Asked about the Zappos tide that’s set to roll in, Hsieh answers in the calm fashion for which he is known. Questions don’t rattle him, or if they do, he doesn’t let it show.

“It’s not just me or Zappos,” he says. “It’s many more people. I’m just helping out.”

What Zappos envisions for downtown Las Vegas probably couldn’t be done in any other city of similar stature. The zoning laws or political patronage machines or entrenched interests or real estate prices or any number of other impediments would make talk of such sweeping change laughable. But in downtown Las Vegas, Hsieh and like-minded business operators might have an ideal urban tabula rasa.

Jody Sherman, CEO of, a Santa Monica-based Internet retailer, talked of his company’s expected move to downtown Las Vegas.

Why Las Vegas?

“Because I hate the beach,” Sherman joked while spending time at The Beat coffeehouse last week. He added that he sees the financial benefit of fewer taxes. But he also foresees the benefit of other tech/Internet-driven companies populating downtown, allowing them to share and feed off one another. That’s good for business, he said.

“Tony’s vision for downtown is exciting,” he said. “This area is ripe for redevelopment, and having an anchor like Zappos is going to draw a lot of young companies to the area.”

Others seem to agree. Consider the recent uptick in interest in the area: Insert Coin(s), an arcade and bar, has opened on Fremont Street; a Thai restaurant is soon to open across the street.

Some 2,000 Zappos employees will move into City Hall in 2013; more than 10 acres that come with the lease will allow the company to grow by at least another 8,000 employees over the next 10 years.

Due to the depth and expense of his downtown Las Vegas moves, it’s not easy to find a model with which to compare it. Some see the late billionaire Howard Hughes as the only local comparison.

Hughes arrived in Las Vegas on Thanksgiving 1966 and within months began to buy property and casinos, and to begin investing.

Over the next two to three years, Hughes purchased more than $100 million in casinos and property. In addition, he purchased regional airline Air West. Politicians praised him for boosting the state’s economy, which was in the dumps. Gov. Paul Laxalt in 1967 declared that Hughes “has put the Good Housekeeping stamp of approval” on Nevada. The governor in 1969 averred that Hughes’ “involvement here has absolutely done us wonders.”
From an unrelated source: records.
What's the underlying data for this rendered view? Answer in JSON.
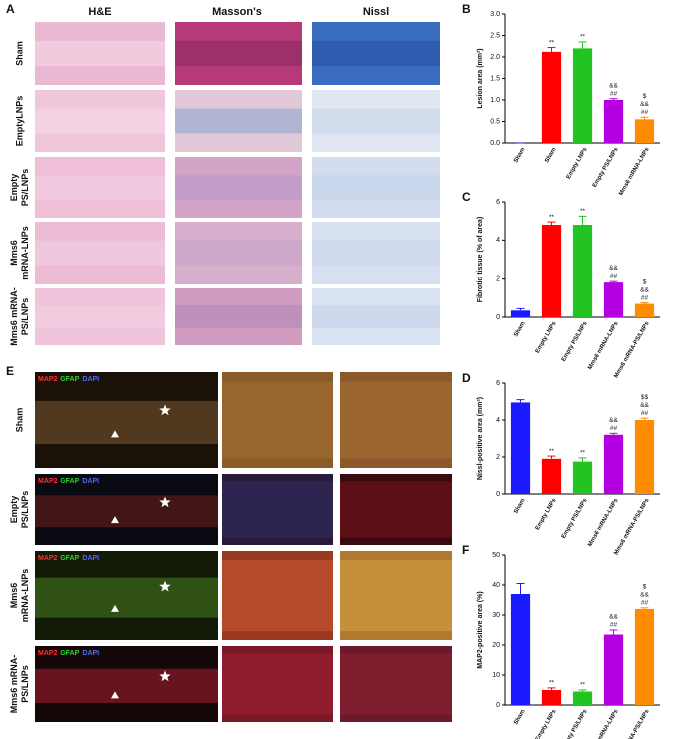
{
  "figure": {
    "panel_a": {
      "label": "A",
      "columns": [
        "H&E",
        "Masson's",
        "Nissl"
      ],
      "rows": [
        [
          "Sham"
        ],
        [
          "EmptyLNPs"
        ],
        [
          "Empty",
          "PS/LNPs"
        ],
        [
          "Mms6",
          "mRNA-LNPs"
        ],
        [
          "Mms6 mRNA-",
          "PS/LNPs"
        ]
      ]
    },
    "panel_e": {
      "label": "E",
      "stain": [
        "MAP2",
        "GFAP",
        "DAPI"
      ],
      "rows": [
        [
          "Sham"
        ],
        [
          "Empty",
          "PS/LNPs"
        ],
        [
          "Mms6",
          "mRNA-LNPs"
        ],
        [
          "Mms6 mRNA-",
          "PS/LNPs"
        ]
      ]
    }
  },
  "chart_data": [
    {
      "type": "bar",
      "panel": "B",
      "y_label": "Lesion area (mm²)",
      "categories": [
        "Sham",
        "Sham",
        "Empty LNPs",
        "Empty PS/LNPs",
        "Mms6 mRNA-LNPs"
      ],
      "values": [
        0,
        2.12,
        2.2,
        1.0,
        0.55
      ],
      "errors": [
        0,
        0.1,
        0.15,
        0.03,
        0.05
      ],
      "colors": [
        "#1a1aff",
        "#ff0000",
        "#22c422",
        "#b400e0",
        "#ff8c00"
      ],
      "annotations": [
        null,
        [
          "**"
        ],
        [
          "**"
        ],
        [
          "&&",
          "##"
        ],
        [
          "$",
          "&&",
          "##"
        ]
      ],
      "ylim": [
        0,
        3
      ],
      "yticks": [
        {
          "value": 0,
          "label": "0.0"
        },
        0.5,
        {
          "value": 1,
          "label": "1.0"
        },
        1.5,
        {
          "value": 2,
          "label": "2.0"
        },
        2.5,
        {
          "value": 3,
          "label": "3.0"
        }
      ]
    },
    {
      "type": "bar",
      "panel": "C",
      "y_label": "Fibrotic tissue (% of area)",
      "categories": [
        "Sham",
        "Empty LNPs",
        "Empty PS/LNPs",
        "Mms6 mRNA-LNPs",
        "Mms6 mRNA-PS/LNPs"
      ],
      "values": [
        0.35,
        4.8,
        4.8,
        1.82,
        0.7
      ],
      "errors": [
        0.1,
        0.15,
        0.45,
        0.05,
        0.05
      ],
      "colors": [
        "#1a1aff",
        "#ff0000",
        "#22c422",
        "#b400e0",
        "#ff8c00"
      ],
      "annotations": [
        null,
        [
          "**"
        ],
        [
          "**"
        ],
        [
          "&&",
          "##"
        ],
        [
          "$",
          "&&",
          "##"
        ]
      ],
      "ylim": [
        0,
        6
      ],
      "yticks": [
        0,
        2,
        4,
        6
      ]
    },
    {
      "type": "bar",
      "panel": "D",
      "y_label": "Nissl-positive area (mm²)",
      "categories": [
        "Sham",
        "Empty LNPs",
        "Empty PS/LNPs",
        "Mms6 mRNA-LNPs",
        "Mms6 mRNA-PS/LNPs"
      ],
      "values": [
        4.95,
        1.9,
        1.75,
        3.2,
        4.0
      ],
      "errors": [
        0.15,
        0.15,
        0.2,
        0.08,
        0.1
      ],
      "colors": [
        "#1a1aff",
        "#ff0000",
        "#22c422",
        "#b400e0",
        "#ff8c00"
      ],
      "annotations": [
        null,
        [
          "**"
        ],
        [
          "**"
        ],
        [
          "&&",
          "##"
        ],
        [
          "$$",
          "&&",
          "##"
        ]
      ],
      "ylim": [
        0,
        6
      ],
      "yticks": [
        0,
        2,
        4,
        6
      ]
    },
    {
      "type": "bar",
      "panel": "F",
      "y_label": "MAP2-positive area (%)",
      "categories": [
        "Sham",
        "Empty LNPs",
        "Empty PS/LNPs",
        "Mms6 mRNA-LNPs",
        "Mms6 mRNA-PS/LNPs"
      ],
      "values": [
        37,
        5,
        4.5,
        23.5,
        32
      ],
      "errors": [
        3.5,
        0.7,
        0.5,
        1.5,
        0.4
      ],
      "colors": [
        "#1a1aff",
        "#ff0000",
        "#22c422",
        "#b400e0",
        "#ff8c00"
      ],
      "annotations": [
        null,
        [
          "**"
        ],
        [
          "**"
        ],
        [
          "&&",
          "##"
        ],
        [
          "$",
          "&&",
          "##"
        ]
      ],
      "ylim": [
        0,
        50
      ],
      "yticks": [
        0,
        10,
        20,
        30,
        40,
        50
      ]
    }
  ]
}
Geoff Schumacher, author of “Howard Hughes: Power, Paranoia and Palace Intrigue,” sees much the same thing happening due to Zappos’ and Hsieh’s investment. “It was a lot of energy materializing, and that’s the same thing happening with Zappos.”

Of course, Hughes’ arrival — in secret — speaks to a big difference between he and Hsieh. Hsieh is visible, social, accessible and typically greets anyone with a slight smile. Indeed, Hughes’ first investment, purchasing the Desert Inn resort for $13.25 million, only came about because hotel management wanted him to vacate his suite on New Year’s Eve 1966 to make room for a party.

And Schumacher notes that Hughes made some missteps that seemed to divert his attention away from development. If he took one thing away from Hughes’ story, it was “to steer clear of politics, because all you can do is get burned.”

“If any legislator had the audacity to challenge him, Hughes would want to destroy that person,” Schumacher said. “That’s what can come with absolute power.”

Not that Schumacher, who lives in Iowa now but for years worked as a Las Vegas reporter and editor, sees Hsieh or Zappos doing the same thing.

“I think he’s doing fantastic things,” he said of Hsieh. “He’s got a pitch-perfect ear when it comes to whatever he decides to become involved with.”

Hsieh smiles at being compared to Hughes.

Hughes “did it alone and I’m doing it with — I’m not even doing it really, but other people are doing it,” he said.

Plus, “here’s how little I know about local politics,” he added. “I didn’t even know they were moving out of City Hall. Someone had to tell me.”

In little more than a year, City Hall will be synonymous with Hsieh and Zappos. Maybe downtown Las Vegas will, too.